There is admittedly a nice explanation of how his interest was piqued, and finally fully engaged in a lifelong study to advance and apply the analysis he was discovering as interesting breadcrumbs, like Hansel and Gretel's, along the way to the Ausdehnungs groesse. This is what makes it so important to follow his steps, not his applications. The insights he describes in passing, in glowing language, are exciting to consider. That they may ultiimately prove "wrong" is a possibility i cannot rule out, but i will never know if i do not understand precisely what they are.
Many great minds have been persuaded of the merit of this work, but i cannot say that those who have foundered on rocks of meaninglessness, or paradox have done so through Grassmann's ideas, or through their own misinterpretation of his ideas. Certainly Grassmann felt able to criticise Hamilton's Quaternions as misapplications of certain principles, after he had studied them for a while. This is not just one man saying "my way is better than yours", but an unacknowledged master correcting a willing acolyte! The Acolyte Hamilton, however is an acknowledged genius! Thus on that account alone, there is worth in trying to understand Grassmann's insights.

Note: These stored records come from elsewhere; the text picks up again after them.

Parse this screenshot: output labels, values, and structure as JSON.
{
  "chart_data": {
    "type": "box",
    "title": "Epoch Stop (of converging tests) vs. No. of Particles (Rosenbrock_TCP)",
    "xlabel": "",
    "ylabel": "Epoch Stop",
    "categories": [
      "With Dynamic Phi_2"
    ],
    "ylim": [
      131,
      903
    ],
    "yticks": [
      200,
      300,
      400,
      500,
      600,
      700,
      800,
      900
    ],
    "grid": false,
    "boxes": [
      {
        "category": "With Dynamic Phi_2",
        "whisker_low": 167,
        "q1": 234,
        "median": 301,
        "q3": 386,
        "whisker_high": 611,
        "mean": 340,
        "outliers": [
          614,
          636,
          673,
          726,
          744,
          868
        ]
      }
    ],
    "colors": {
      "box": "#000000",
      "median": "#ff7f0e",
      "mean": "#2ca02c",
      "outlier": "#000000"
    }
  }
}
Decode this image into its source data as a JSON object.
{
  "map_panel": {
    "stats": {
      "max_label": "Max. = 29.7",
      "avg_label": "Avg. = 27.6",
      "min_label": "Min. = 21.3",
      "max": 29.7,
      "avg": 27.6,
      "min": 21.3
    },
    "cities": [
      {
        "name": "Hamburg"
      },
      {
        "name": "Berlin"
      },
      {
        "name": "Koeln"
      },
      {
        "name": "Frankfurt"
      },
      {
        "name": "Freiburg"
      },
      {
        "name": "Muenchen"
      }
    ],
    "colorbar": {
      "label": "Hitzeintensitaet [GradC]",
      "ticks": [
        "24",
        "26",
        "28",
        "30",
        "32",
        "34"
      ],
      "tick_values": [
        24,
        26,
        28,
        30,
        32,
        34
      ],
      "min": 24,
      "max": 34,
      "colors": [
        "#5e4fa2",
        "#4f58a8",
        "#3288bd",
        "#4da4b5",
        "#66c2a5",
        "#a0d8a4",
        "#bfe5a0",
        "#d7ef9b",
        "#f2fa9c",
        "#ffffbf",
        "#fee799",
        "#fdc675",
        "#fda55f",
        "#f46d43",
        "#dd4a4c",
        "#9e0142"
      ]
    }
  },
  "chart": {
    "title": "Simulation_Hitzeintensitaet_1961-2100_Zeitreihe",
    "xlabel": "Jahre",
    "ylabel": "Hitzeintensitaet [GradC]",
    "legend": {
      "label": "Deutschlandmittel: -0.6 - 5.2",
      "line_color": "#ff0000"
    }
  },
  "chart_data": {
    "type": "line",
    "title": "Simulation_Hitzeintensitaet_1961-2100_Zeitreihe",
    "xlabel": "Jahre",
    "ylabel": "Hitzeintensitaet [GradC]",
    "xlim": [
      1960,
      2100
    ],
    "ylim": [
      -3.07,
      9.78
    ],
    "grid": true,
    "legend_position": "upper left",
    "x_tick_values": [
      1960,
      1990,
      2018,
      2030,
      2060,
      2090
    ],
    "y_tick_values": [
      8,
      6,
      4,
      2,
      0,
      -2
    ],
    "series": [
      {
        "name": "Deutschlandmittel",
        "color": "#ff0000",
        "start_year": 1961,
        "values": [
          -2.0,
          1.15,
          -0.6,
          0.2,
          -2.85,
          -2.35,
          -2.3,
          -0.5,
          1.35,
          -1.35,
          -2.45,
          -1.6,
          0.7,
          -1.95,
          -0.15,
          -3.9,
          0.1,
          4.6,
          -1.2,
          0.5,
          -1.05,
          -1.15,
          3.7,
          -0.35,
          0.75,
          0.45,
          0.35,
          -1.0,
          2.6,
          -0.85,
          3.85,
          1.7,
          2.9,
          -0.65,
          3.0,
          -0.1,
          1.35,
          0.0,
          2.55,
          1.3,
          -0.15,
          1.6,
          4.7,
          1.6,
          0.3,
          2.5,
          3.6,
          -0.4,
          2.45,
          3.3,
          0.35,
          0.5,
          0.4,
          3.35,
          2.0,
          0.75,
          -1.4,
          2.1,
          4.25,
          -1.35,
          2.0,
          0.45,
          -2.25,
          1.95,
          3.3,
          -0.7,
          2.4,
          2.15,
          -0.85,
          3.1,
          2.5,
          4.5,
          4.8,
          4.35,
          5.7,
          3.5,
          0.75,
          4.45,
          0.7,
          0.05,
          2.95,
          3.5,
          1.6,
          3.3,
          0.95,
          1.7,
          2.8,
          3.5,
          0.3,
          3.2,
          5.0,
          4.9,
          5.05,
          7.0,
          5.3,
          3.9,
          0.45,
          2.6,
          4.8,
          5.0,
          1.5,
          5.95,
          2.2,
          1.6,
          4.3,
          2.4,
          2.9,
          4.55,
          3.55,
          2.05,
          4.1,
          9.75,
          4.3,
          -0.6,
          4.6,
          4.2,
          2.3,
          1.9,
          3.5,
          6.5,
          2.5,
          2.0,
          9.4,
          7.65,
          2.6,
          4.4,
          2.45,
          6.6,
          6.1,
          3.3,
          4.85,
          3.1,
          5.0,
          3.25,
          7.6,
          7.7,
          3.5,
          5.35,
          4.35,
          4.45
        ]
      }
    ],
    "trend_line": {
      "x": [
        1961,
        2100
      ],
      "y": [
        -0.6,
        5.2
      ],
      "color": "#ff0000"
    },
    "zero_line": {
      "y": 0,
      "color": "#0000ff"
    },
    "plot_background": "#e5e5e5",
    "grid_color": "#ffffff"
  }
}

I have had many glimpses of possibilities since starting this research. I find that in Grassmann i have a vital foundation and conection between the old and the new, between Pythagoras and Hamilton, via Euclid, not to mention dodgy Plato! But this connection exists only in the 1844 Treatise, because the 1962 treatise is so thoroughly modern one easily misconceives. By this time Strecken are replaced by Groesse, a difference i intuitively understand; hope i am right in understanding it that way, and have the technology to explore this understanding at my fingertips.